To ask the Secretary of State for Foreign and Commonwealth Affairs, pursuant to the oral contribution of the Parliamentary Under-Secretary of State for the Foreign and Commonwealth Office of 20 April 2016, Official Report, column 995, whether Daesh has committed crimes that should be referred to the International Criminal Court.
Mr Philip Hammond
The Government has condemned repeatedly Daesh’s atrocities against both minorities, and the majority Muslim populations of Iraq and Syria. There is a growing body of evidence that terrible crimes have been committed by Daesh. The UK is supporting efforts to gather and preserve that evidence.
The International Criminal Court (ICC) Prosecutor set out some of the complicated issues involved in the ICC investigating Daesh in her statement of 8 April 2015. The Rome Statute provides for "situations" rather than organisations to be referred to the ICC. Therefore, referral would cover all potential crimes within a specified geographic area, rather than a specific organisation.

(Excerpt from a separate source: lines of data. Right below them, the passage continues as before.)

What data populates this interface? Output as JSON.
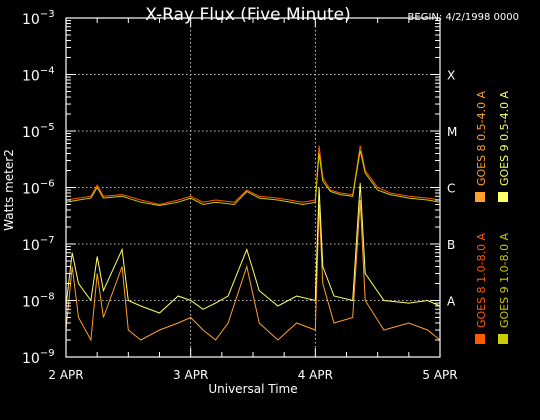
{
  "colors": {
    "background": "#000000",
    "frame": "#ffffff",
    "goes8_long": "#ff5a00",
    "goes8_short": "#ffa028",
    "goes9_long": "#cccc00",
    "goes9_short": "#ffff66"
  },
  "chart_data": {
    "type": "line",
    "title": "X-Ray Flux (Five Minute)",
    "begin_label": "BEGIN: 4/2/1998 0000",
    "xlabel": "Universal Time",
    "ylabel": "Watts meter2",
    "y_scale": "log",
    "ylim": [
      1e-09,
      0.001
    ],
    "xlim_days": [
      0,
      3
    ],
    "x_tick_labels": [
      "2 APR",
      "3 APR",
      "4 APR",
      "5 APR"
    ],
    "y_tick_labels": [
      {
        "base": "10",
        "exp": "−9"
      },
      {
        "base": "10",
        "exp": "−8"
      },
      {
        "base": "10",
        "exp": "−7"
      },
      {
        "base": "10",
        "exp": "−6"
      },
      {
        "base": "10",
        "exp": "−5"
      },
      {
        "base": "10",
        "exp": "−4"
      },
      {
        "base": "10",
        "exp": "−3"
      }
    ],
    "flare_classes": [
      {
        "label": "A",
        "level": 1e-08
      },
      {
        "label": "B",
        "level": 1e-07
      },
      {
        "label": "C",
        "level": 1e-06
      },
      {
        "label": "M",
        "level": 1e-05
      },
      {
        "label": "X",
        "level": 0.0001
      }
    ],
    "grid": {
      "horizontal_dotted_at": [
        1e-08,
        1e-07,
        1e-06,
        1e-05,
        0.0001
      ],
      "vertical_dotted_at_days": [
        1,
        2
      ]
    },
    "legend_position": "right",
    "series": [
      {
        "name": "GOES 8 1.0-8.0 A",
        "color": "#ff5a00",
        "points": [
          [
            0.0,
            6e-07
          ],
          [
            0.1,
            6.5e-07
          ],
          [
            0.2,
            7e-07
          ],
          [
            0.25,
            1.1e-06
          ],
          [
            0.3,
            7e-07
          ],
          [
            0.45,
            7.5e-07
          ],
          [
            0.6,
            6e-07
          ],
          [
            0.75,
            5e-07
          ],
          [
            0.9,
            6e-07
          ],
          [
            1.0,
            7e-07
          ],
          [
            1.1,
            5.5e-07
          ],
          [
            1.2,
            6e-07
          ],
          [
            1.35,
            5.5e-07
          ],
          [
            1.45,
            9e-07
          ],
          [
            1.55,
            7e-07
          ],
          [
            1.7,
            6.5e-07
          ],
          [
            1.9,
            5.5e-07
          ],
          [
            2.0,
            6e-07
          ],
          [
            2.03,
            5.5e-06
          ],
          [
            2.06,
            1.5e-06
          ],
          [
            2.12,
            9e-07
          ],
          [
            2.2,
            8e-07
          ],
          [
            2.3,
            7.5e-07
          ],
          [
            2.36,
            5.5e-06
          ],
          [
            2.4,
            2e-06
          ],
          [
            2.5,
            1e-06
          ],
          [
            2.6,
            8e-07
          ],
          [
            2.75,
            7e-07
          ],
          [
            2.9,
            6.5e-07
          ],
          [
            3.0,
            6e-07
          ]
        ]
      },
      {
        "name": "GOES 8 0.5-4.0 A",
        "color": "#ffa028",
        "points": [
          [
            0.0,
            3e-09
          ],
          [
            0.05,
            4e-08
          ],
          [
            0.1,
            5e-09
          ],
          [
            0.2,
            2e-09
          ],
          [
            0.25,
            3e-08
          ],
          [
            0.3,
            5e-09
          ],
          [
            0.45,
            4e-08
          ],
          [
            0.5,
            3e-09
          ],
          [
            0.6,
            2e-09
          ],
          [
            0.75,
            3e-09
          ],
          [
            0.9,
            4e-09
          ],
          [
            1.0,
            5e-09
          ],
          [
            1.1,
            3e-09
          ],
          [
            1.2,
            2e-09
          ],
          [
            1.3,
            4e-09
          ],
          [
            1.45,
            4e-08
          ],
          [
            1.55,
            4e-09
          ],
          [
            1.7,
            2e-09
          ],
          [
            1.85,
            4e-09
          ],
          [
            2.0,
            3e-09
          ],
          [
            2.03,
            5e-07
          ],
          [
            2.06,
            2e-08
          ],
          [
            2.15,
            4e-09
          ],
          [
            2.3,
            5e-09
          ],
          [
            2.36,
            6e-07
          ],
          [
            2.4,
            1e-08
          ],
          [
            2.55,
            3e-09
          ],
          [
            2.75,
            4e-09
          ],
          [
            2.9,
            3e-09
          ],
          [
            3.0,
            2e-09
          ]
        ]
      },
      {
        "name": "GOES 9 1.0-8.0 A",
        "color": "#cccc00",
        "points": [
          [
            0.0,
            5.5e-07
          ],
          [
            0.1,
            6e-07
          ],
          [
            0.2,
            6.5e-07
          ],
          [
            0.25,
            1e-06
          ],
          [
            0.3,
            6.5e-07
          ],
          [
            0.45,
            7e-07
          ],
          [
            0.6,
            5.5e-07
          ],
          [
            0.75,
            4.8e-07
          ],
          [
            0.9,
            5.5e-07
          ],
          [
            1.0,
            6.5e-07
          ],
          [
            1.1,
            5e-07
          ],
          [
            1.2,
            5.5e-07
          ],
          [
            1.35,
            5e-07
          ],
          [
            1.45,
            8.5e-07
          ],
          [
            1.55,
            6.5e-07
          ],
          [
            1.7,
            6e-07
          ],
          [
            1.9,
            5e-07
          ],
          [
            2.0,
            5.5e-07
          ],
          [
            2.03,
            4e-06
          ],
          [
            2.06,
            1.3e-06
          ],
          [
            2.12,
            8.5e-07
          ],
          [
            2.2,
            7.5e-07
          ],
          [
            2.3,
            7e-07
          ],
          [
            2.36,
            4.5e-06
          ],
          [
            2.4,
            1.8e-06
          ],
          [
            2.5,
            9e-07
          ],
          [
            2.6,
            7.5e-07
          ],
          [
            2.75,
            6.5e-07
          ],
          [
            2.9,
            6e-07
          ],
          [
            3.0,
            5.5e-07
          ]
        ]
      },
      {
        "name": "GOES 9 0.5-4.0 A",
        "color": "#ffff66",
        "points": [
          [
            0.0,
            8e-09
          ],
          [
            0.05,
            7e-08
          ],
          [
            0.1,
            2e-08
          ],
          [
            0.2,
            1e-08
          ],
          [
            0.25,
            6e-08
          ],
          [
            0.3,
            1.5e-08
          ],
          [
            0.45,
            8e-08
          ],
          [
            0.5,
            1e-08
          ],
          [
            0.6,
            8e-09
          ],
          [
            0.75,
            6e-09
          ],
          [
            0.9,
            1.2e-08
          ],
          [
            1.0,
            1e-08
          ],
          [
            1.1,
            7e-09
          ],
          [
            1.2,
            9e-09
          ],
          [
            1.3,
            1.2e-08
          ],
          [
            1.45,
            8e-08
          ],
          [
            1.55,
            1.5e-08
          ],
          [
            1.7,
            8e-09
          ],
          [
            1.85,
            1.2e-08
          ],
          [
            2.0,
            1e-08
          ],
          [
            2.03,
            1e-06
          ],
          [
            2.06,
            4e-08
          ],
          [
            2.15,
            1.2e-08
          ],
          [
            2.3,
            1e-08
          ],
          [
            2.36,
            1.2e-06
          ],
          [
            2.4,
            3e-08
          ],
          [
            2.55,
            1e-08
          ],
          [
            2.75,
            9e-09
          ],
          [
            2.9,
            1e-08
          ],
          [
            3.0,
            8e-09
          ]
        ]
      }
    ]
  }
}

As neither Iraq nor Syria is a State Party to the Rome Statute, the ICC has no territorial jurisdiction over crimes committed on their soil.
In order for Daesh’s crimes in Iraq and Syria to be investigated by the ICC, Iraq and Syria would have to declare their acceptance of the Court’s jurisdiction, or the UN Security Council would have to refer the situation in those countries to the Court.